Guardate un po’ cosa abbiamo ripescato dal nostro archivio…

Vengono in mente tante domande quando uno come me guarda l’antico Castello di Federico II di Svevia a Melfi. Nella nota cittadina lucana, si sa, c’è uno dei castelli più importanti tra i tanti costruiti dai Normanni nei tempi antichi. Ci sono cresciuto vicino; la sua sagoma, i suoi grigi, le sue torri, la sua storia hanno fatto sì, che quelle vecchie pietre così bene messe insieme da secoli di costruzioni e rimaneggiamenti si siano prese una parte della mia mente e del mio cuore fondando una fortezza forse più resistente di quella originaria. La sua forma e la sagoma scura che si mescola nei grigi di certi cieli di inverno raccontano di antiche leggende e suoni di strumenti medievali e falchi che cacciano e cavalieri che portano messaggi e corti e cortigiane e crociate e Papi.

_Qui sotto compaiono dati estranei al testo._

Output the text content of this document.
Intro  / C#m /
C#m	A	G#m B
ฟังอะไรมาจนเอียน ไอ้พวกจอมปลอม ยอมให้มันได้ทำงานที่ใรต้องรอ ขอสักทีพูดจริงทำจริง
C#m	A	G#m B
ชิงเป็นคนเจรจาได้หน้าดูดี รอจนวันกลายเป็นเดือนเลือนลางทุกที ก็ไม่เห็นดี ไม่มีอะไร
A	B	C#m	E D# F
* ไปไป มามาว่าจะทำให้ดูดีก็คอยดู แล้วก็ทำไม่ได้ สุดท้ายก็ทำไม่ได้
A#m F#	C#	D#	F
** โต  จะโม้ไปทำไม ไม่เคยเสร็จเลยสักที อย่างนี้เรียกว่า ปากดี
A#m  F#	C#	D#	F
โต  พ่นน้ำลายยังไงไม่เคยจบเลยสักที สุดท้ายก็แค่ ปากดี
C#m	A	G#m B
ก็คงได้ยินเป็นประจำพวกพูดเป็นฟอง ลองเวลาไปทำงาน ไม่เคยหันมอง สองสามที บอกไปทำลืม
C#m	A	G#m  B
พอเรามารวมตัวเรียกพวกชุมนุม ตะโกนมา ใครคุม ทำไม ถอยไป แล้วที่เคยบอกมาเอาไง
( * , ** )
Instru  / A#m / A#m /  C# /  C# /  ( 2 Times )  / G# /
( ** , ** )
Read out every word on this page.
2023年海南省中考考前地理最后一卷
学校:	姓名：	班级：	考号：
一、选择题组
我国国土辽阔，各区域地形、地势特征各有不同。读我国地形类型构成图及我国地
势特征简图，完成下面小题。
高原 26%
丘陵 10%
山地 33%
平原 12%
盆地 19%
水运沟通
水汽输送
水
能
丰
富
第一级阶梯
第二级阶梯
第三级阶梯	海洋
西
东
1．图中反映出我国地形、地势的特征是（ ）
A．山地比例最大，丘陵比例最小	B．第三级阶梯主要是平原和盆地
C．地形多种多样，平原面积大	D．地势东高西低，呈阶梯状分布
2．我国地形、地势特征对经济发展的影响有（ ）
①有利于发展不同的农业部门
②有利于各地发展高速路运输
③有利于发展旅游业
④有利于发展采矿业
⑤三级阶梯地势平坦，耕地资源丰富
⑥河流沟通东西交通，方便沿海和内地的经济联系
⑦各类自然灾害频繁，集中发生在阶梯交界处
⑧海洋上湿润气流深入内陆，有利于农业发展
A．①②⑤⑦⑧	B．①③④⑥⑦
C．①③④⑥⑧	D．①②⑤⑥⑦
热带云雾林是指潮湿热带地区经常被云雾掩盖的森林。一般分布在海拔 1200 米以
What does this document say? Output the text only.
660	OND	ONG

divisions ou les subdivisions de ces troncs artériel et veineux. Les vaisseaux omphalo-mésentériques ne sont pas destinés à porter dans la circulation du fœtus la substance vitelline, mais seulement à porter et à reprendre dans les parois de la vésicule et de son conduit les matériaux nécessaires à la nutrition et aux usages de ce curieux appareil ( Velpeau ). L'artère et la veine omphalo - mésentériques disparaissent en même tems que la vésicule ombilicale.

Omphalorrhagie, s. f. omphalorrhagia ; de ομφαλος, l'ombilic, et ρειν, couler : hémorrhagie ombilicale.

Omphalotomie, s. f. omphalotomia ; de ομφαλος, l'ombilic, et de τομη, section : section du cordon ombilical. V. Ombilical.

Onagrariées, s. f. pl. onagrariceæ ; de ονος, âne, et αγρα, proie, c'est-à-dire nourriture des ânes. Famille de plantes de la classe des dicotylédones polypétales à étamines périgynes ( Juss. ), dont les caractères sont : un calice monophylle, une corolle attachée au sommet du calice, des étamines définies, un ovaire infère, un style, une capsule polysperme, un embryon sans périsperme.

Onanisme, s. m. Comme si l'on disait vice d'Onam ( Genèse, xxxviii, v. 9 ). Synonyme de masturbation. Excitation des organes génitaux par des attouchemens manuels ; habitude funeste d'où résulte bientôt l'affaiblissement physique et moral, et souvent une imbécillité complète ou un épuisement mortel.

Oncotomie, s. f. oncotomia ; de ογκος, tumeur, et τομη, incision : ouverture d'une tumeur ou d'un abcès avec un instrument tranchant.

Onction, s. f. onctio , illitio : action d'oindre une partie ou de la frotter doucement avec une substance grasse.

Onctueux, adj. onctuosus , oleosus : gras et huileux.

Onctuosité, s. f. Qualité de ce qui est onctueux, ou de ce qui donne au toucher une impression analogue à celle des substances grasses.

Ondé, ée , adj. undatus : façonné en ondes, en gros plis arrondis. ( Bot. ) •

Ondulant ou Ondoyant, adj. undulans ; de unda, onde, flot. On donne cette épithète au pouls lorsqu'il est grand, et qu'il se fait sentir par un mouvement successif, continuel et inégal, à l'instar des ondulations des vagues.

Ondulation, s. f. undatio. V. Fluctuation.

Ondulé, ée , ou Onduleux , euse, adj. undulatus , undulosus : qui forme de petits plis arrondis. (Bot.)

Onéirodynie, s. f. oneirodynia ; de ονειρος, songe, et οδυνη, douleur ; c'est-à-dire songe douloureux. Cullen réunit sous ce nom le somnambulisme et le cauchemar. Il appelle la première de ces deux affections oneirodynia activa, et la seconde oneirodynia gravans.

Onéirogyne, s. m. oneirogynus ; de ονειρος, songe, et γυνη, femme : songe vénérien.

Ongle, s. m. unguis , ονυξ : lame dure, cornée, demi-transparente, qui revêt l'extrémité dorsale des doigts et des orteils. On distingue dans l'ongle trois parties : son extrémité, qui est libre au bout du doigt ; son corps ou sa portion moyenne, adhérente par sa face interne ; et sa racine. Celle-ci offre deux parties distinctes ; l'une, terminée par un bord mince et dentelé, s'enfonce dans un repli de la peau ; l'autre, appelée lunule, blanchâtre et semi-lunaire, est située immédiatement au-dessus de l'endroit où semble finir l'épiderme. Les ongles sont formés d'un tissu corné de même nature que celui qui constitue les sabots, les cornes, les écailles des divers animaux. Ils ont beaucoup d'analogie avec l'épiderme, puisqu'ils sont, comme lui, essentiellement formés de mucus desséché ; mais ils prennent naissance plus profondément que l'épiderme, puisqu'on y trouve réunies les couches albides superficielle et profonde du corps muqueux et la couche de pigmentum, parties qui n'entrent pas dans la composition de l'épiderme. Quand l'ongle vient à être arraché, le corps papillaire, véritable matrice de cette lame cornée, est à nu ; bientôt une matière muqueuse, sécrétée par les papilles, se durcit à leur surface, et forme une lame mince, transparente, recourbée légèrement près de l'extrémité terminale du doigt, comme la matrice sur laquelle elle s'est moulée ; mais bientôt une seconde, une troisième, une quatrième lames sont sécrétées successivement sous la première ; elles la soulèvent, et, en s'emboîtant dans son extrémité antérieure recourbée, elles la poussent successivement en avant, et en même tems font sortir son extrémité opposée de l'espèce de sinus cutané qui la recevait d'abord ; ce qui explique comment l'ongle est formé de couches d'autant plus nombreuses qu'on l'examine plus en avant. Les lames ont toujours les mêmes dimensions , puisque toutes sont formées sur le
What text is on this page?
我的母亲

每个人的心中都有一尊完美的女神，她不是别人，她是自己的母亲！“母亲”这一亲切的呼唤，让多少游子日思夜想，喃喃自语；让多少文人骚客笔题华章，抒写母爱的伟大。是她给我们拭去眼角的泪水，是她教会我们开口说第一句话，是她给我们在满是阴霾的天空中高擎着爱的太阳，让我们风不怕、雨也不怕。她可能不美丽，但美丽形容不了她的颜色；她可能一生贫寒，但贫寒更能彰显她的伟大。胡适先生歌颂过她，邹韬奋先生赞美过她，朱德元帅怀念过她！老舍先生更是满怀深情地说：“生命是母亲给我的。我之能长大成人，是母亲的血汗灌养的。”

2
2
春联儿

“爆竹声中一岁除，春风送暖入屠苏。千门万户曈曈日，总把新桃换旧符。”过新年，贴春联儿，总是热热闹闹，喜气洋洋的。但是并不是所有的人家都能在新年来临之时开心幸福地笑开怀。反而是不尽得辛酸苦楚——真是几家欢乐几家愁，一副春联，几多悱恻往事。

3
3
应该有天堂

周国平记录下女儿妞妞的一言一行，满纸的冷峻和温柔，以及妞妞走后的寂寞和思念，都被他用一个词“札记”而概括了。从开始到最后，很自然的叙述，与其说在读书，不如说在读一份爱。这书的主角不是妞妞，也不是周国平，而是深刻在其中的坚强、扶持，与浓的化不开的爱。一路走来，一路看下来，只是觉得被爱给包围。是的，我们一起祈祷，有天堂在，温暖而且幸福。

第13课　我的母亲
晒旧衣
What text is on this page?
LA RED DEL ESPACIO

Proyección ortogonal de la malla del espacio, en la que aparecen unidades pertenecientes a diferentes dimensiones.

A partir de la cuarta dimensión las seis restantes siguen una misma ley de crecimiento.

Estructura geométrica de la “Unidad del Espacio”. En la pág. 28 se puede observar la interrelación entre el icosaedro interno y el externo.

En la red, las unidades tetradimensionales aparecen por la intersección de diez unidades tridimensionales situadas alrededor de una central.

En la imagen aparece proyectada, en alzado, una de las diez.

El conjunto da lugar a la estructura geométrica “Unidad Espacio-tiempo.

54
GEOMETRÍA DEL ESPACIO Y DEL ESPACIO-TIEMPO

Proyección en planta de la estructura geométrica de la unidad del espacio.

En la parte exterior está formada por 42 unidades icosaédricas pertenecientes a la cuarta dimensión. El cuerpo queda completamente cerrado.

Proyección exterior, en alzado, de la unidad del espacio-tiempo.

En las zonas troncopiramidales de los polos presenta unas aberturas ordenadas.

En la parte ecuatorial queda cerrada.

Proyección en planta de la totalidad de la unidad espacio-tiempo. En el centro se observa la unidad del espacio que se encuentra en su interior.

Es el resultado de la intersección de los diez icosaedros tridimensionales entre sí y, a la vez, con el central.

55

E questi antichi suoni fanno crescere nell’animo una sorta di orgoglio guerriero, di fierezze antiche e splendenti come i banchetti lussuosi che in tempi passati hanno avuto vita nelle sale di quel castello. Hanno varcato il suo portale condottieri, Imperatori, papi, crociati, damigelle e musici, preti e soldati, Inglesi e Tedeschi, zingari e nobili, proprietari terrieri e fascisti in un turbinio di storia, lasciando ognuno un segno, uno “strato” architettonico, una traccia del tempo. Ma a volte anche le fortezze crollano sotto le difficoltà del tempo. Da trent’anni aspetto…da trent’anni penso e immagino cosa puo’ esserci in quelle sale; mi sono stati fatti racconti da gente che ci è entrata e quei racconti mi fanno sentire come un bambino davanti ad una casa stregata, piena di leggende e storie di fantasmi. Mi sono state raccontate visioni di immensi camini, di pavimenti deturpati da architetti ignoranti, e troni scomparsi.

Mi è stato detto di sale nascoste e passaggi segreti e i soliti “lecchini del potere locale” che sono potuti entrare in zone chiuse al pubblico” mi hanno parlato con orrore di sale rovinate dal Responsabile Membro del Partito avverso e il Responsabile Membro del Partito avverso mi ha parlato con orrore di sale rovinate dai soliti “lecchini del potere locale”.

E io che non sono ne’ lecchino del potere locale, ne’ membro del partito avverso, aspetto ancora di poter vedere cosa c’è nel Castello di Federico II di Svevia a Melfi. Il mio orgoglio guerriero, profumato di falchi e antiche gesta mi impedisce da sempre di andare a chiedere ossequioso il permesso di varcare certe soglie, forse per un fiero gene Federiciano impazzito, forse per un più recente senso di giustizia e di rispetto per l’onestà intellettuale.

Dopo condottieri, Imperatori, papi, crociati, damigelle e musici, preti e soldati, Inglesi e Tedeschi, zingari e nobili, proprietari terrieri e fascisti, le sale interne del castello di Melfi hanno visto il passaggio di lecchini di partito, industriali del nord, industrialotti velleitari del sud, geometri del comune, architetti ignoranti, sovrintendenti ancora più ignoranti, macellai del cemento, numeri due dell’economia italiana, dirigenti e Amministratori Delegati, in un turbinio di ipocrisia, lasciando ognuno un segno, così come uno stormo di uccelli in migrazione che si è fermato momentaneamente su un albero “smerda” l’auto parcheggiata sotto.

Ma io aspetto; aspetto che i lavori finiscano, che le molteplici voci che annunciano da decenni l’apertura del “Castello nascosto” diventino realtà, che le promesse dei servi di partito, dei sovrintendenti, dello Stato, della Regione mi facciano ricredere sulla mia istintiva sfiducia in certe vecchie canzoni. E non farà nulla se scoprirò che il Castello è stato deturpato, che il suo fascino era dovuto solo alla mia immaginazione, che alla fine sono solo quattro vecchie pietre messe insieme; forse anche se noi non li vedremo, i falchi ricominceranno a volare e i messaggeri a portar messaggi e i cavalieri a partire per la caccia e la sagoma del Castello di Melfi riprenderà vita, e antichi suoni riecheggeranno nei cieli grigi d’inverno. Forse allora Melfi sarà di nuovo degna del suo nome.